^

Notre classe

27 jours de grève de 59 minutes au Bourget

Les cheminots du Bourget en grève illimitée par période de 59 minutes

Après trois mouvements de grève carrée depuis janvier, les cheminots agents circulation au triage du Bourget sont en grève illimitée par période de 59 minutes par service, depuis le 2 mai. La direction propose un rendez-vous jeudi prochain.

Les cheminots, qui avaient déjà mis en place la modalité de « grève surprise » réinventent aujourd’hui la grève avec des nouvelles modalités, et sont déterminés à aller jusqu’au bout.

Une grève qui démontre créativité et détermination sans faille

Les cheminots du triage du Bourget sont en lutte depuis janvier pour des revendications plus que légitimes. La direction avait d’abord accepté de répondre favorablement à deux revendications importantes, concernant la requalification d’un poste et la non-suppression d’un autre poste. Ces premières avancées étaient le fruit du succès des premières grèves, qui ont été massives avec un taux de plus de 90% de grévistes sur l’ensemble de l’unité opérationnelle du Bourget. Mais la direction a refusé de répondre favorablement à une revendication centrale, celle d’avoir l’équivalent d’un panier repas par mois et par agent. Tout à fait légitimement, les cheminots réunis massivement en assemblée générale ont donc décidé de continuer la lutte et de ne pas baisser les bras.

Plus de 600 heures de retard et de nombreux trains supprimés 

Pour éviter que la direction ne s’organise suffisamment pour pallier les effets de la grève, les cheminots ont décidé de réinventer les modalités de la lutte, et ont commencé, depuis le 2 mai dernier, une grève illimitée par période de 59 minutes par service. Après un mois de grève, avec plus de 600 heures de retard, de nombreux trains supprimés, l’impact est bien réel. Les collègues des autres sites, d’autres agents circulation mais aussi des cheminots d’autres corps de métier, commencent à vouloir se renseigner sur la grève, sur les revendications et sur les modalités, se demandant s’ils pourraient se joindre au mouvement.
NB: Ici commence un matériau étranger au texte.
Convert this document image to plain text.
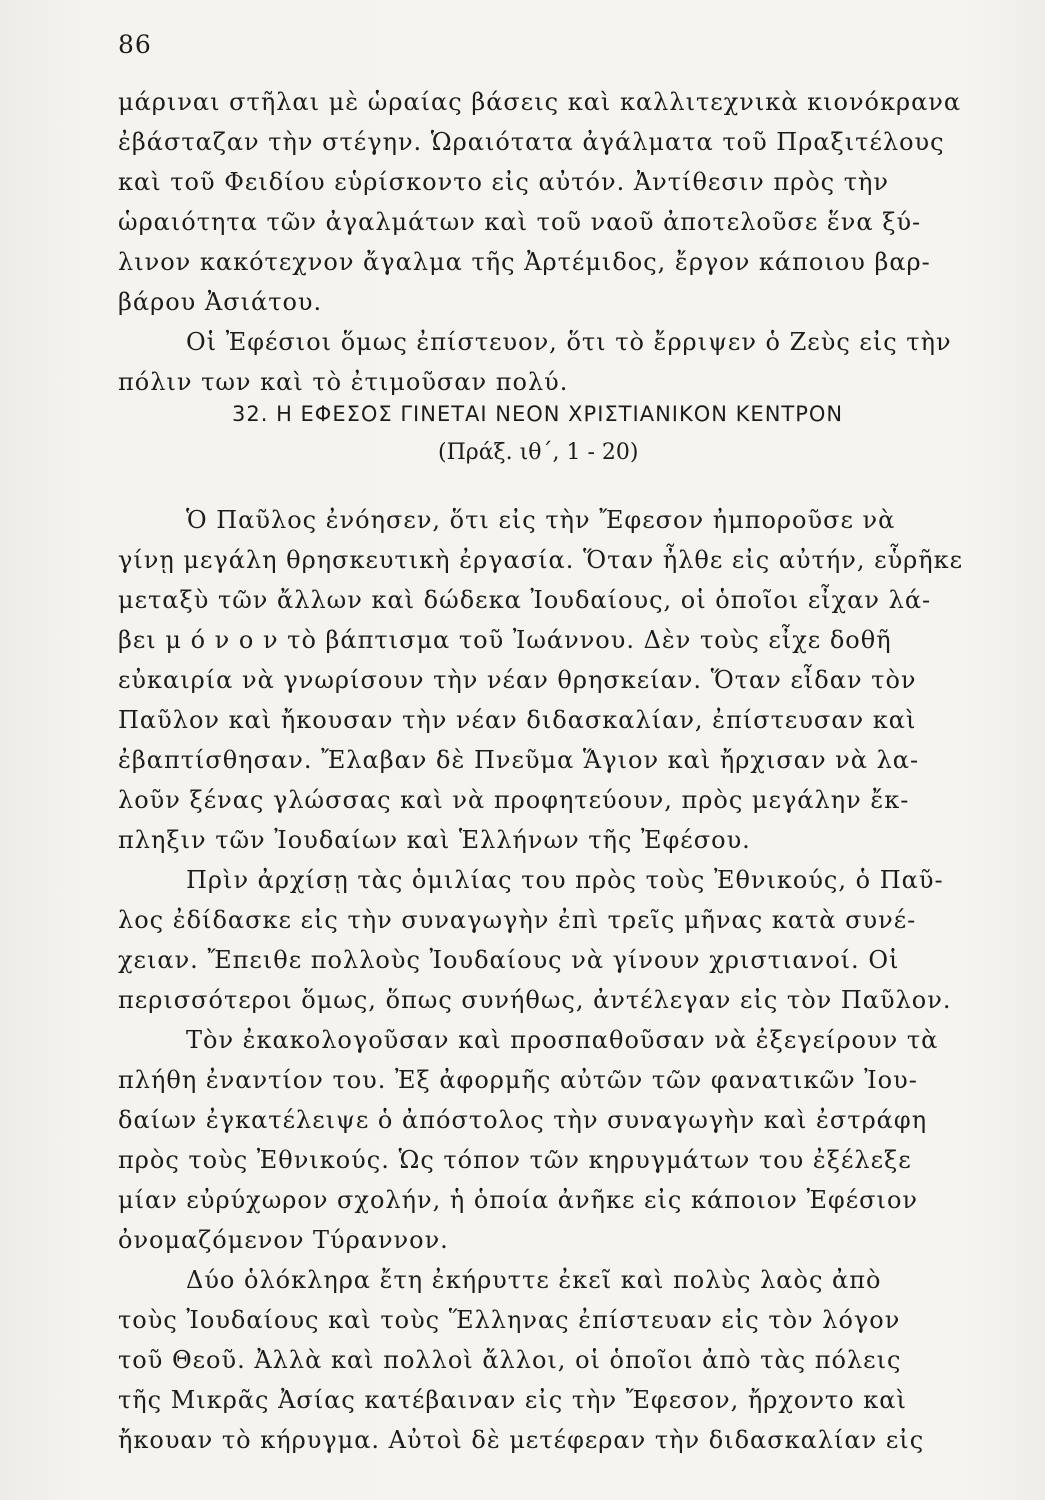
86
μάριναι στῆλαι μὲ ὡραίας βάσεις καὶ καλλιτεχνικὰ κιονόκρανα
ἐβάσταζαν τὴν στέγην. Ὡραιότατα ἀγάλματα τοῦ Πραξιτέλους
καὶ τοῦ Φειδίου εὑρίσκοντο εἰς αὐτόν. Ἀντίθεσιν πρὸς τὴν
ὡραιότητα τῶν ἀγαλμάτων καὶ τοῦ ναοῦ ἀποτελοῦσε ἕνα ξύ-
λινον κακότεχνον ἄγαλμα τῆς Ἀρτέμιδος, ἔργον κάποιου βαρ-
βάρου Ἀσιάτου.
Οἱ Ἐφέσιοι ὅμως ἐπίστευον, ὅτι τὸ ἔρριψεν ὁ Ζεὺς εἰς τὴν
πόλιν των καὶ τὸ ἐτιμοῦσαν πολύ.
32. Η ΕΦΕΣΟΣ ΓΙΝΕΤΑΙ ΝΕΟΝ ΧΡΙΣΤΙΑΝΙΚΟΝ ΚΕΝΤΡΟΝ
(Πράξ. ιθ΄, 1 - 20)
Ὁ Παῦλος ἐνόησεν, ὅτι εἰς τὴν Ἔφεσον ἠμποροῦσε νὰ
γίνῃ μεγάλη θρησκευτικὴ ἐργασία. Ὅταν ἦλθε εἰς αὐτήν, εὗρῆκε
μεταξὺ τῶν ἄλλων καὶ δώδεκα Ἰουδαίους, οἱ ὁποῖοι εἶχαν λά-
βει μ ό ν ο ν τὸ βάπτισμα τοῦ Ἰωάννου. Δὲν τοὺς εἶχε δοθῆ
εὐκαιρία νὰ γνωρίσουν τὴν νέαν θρησκείαν. Ὅταν εἶδαν τὸν
Παῦλον καὶ ἤκουσαν τὴν νέαν διδασκαλίαν, ἐπίστευσαν καὶ
ἐβαπτίσθησαν. Ἔλαβαν δὲ Πνεῦμα Ἅγιον καὶ ἤρχισαν νὰ λα-
λοῦν ξένας γλώσσας καὶ νὰ προφητεύουν, πρὸς μεγάλην ἔκ-
πληξιν τῶν Ἰουδαίων καὶ Ἑλλήνων τῆς Ἐφέσου.
Πρὶν ἀρχίσῃ τὰς ὁμιλίας του πρὸς τοὺς Ἐθνικούς, ὁ Παῦ-
λος ἐδίδασκε εἰς τὴν συναγωγὴν ἐπὶ τρεῖς μῆνας κατὰ συνέ-
χειαν. Ἔπειθε πολλοὺς Ἰουδαίους νὰ γίνουν χριστιανοί. Οἱ
περισσότεροι ὅμως, ὅπως συνήθως, ἀντέλεγαν εἰς τὸν Παῦλον.
Τὸν ἐκακολογοῦσαν καὶ προσπαθοῦσαν νὰ ἐξεγείρουν τὰ
πλήθη ἐναντίον του. Ἐξ ἀφορμῆς αὐτῶν τῶν φανατικῶν Ἰου-
δαίων ἐγκατέλειψε ὁ ἀπόστολος τὴν συναγωγὴν καὶ ἐστράφη
πρὸς τοὺς Ἐθνικούς. Ὡς τόπον τῶν κηρυγμάτων του ἐξέλεξε
μίαν εὐρύχωρον σχολήν, ἡ ὁποία ἀνῆκε εἰς κάποιον Ἐφέσιον
ὀνομαζόμενον Τύραννον.
Δύο ὁλόκληρα ἔτη ἐκήρυττε ἐκεῖ καὶ πολὺς λαὸς ἀπὸ
τοὺς Ἰουδαίους καὶ τοὺς Ἕλληνας ἐπίστευαν εἰς τὸν λόγον
τοῦ Θεοῦ. Ἀλλὰ καὶ πολλοὶ ἄλλοι, οἱ ὁποῖοι ἀπὸ τὰς πόλεις
τῆς Μικρᾶς Ἀσίας κατέβαιναν εἰς τὴν Ἔφεσον, ἤρχοντο καὶ
ἤκουαν τὸ κήρυγμα. Αὐτοὶ δὲ μετέφεραν τὴν διδασκαλίαν εἰς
En effet, la possibilité que cette grève s’étende au-delà du triage du Bourget serait un véritable cauchemar pour la direction qui, depuis des années maintenant, met en place une politique qui cherche à diviser les cheminots de différents métiers et établissements, avec un objectif clair : créer les conditions pour mettre en place les réformes prévues.

Une direction qui cherche à ignorer les revendications mais qui se retrouve en difficulté

La direction joue la politique de l’épuisement depuis la dernière grève carrée au mois d’avril. Après des négociations qui n’ont pas abouti, notamment car la direction a refusé de répondre favorablement aux revendications légitimes des cheminots, elle avait décidé de rompre le dialogue et d’arrêter toutes les négociations. Elle a ensuite cherché à pallier les conséquences de la grève, en faisant remplacer quelques grévistes par les cadres dirigeants, en jouant souvent très dangereusement avec la sécurité des circulations, des cheminots et de la population. Il n’y a pas besoin d’avoir un BAC+7 en sécurité ferroviaire pour se rendre compte qu’un accident ferroviaire dans un triage où circulent des trains avec des marchandises dangereuses serait une véritable catastrophe. La direction, au lieu de s’asseoir autour d’une table et discuter des problématiques légitimes des cheminots, préfère jouer avec la sécurité.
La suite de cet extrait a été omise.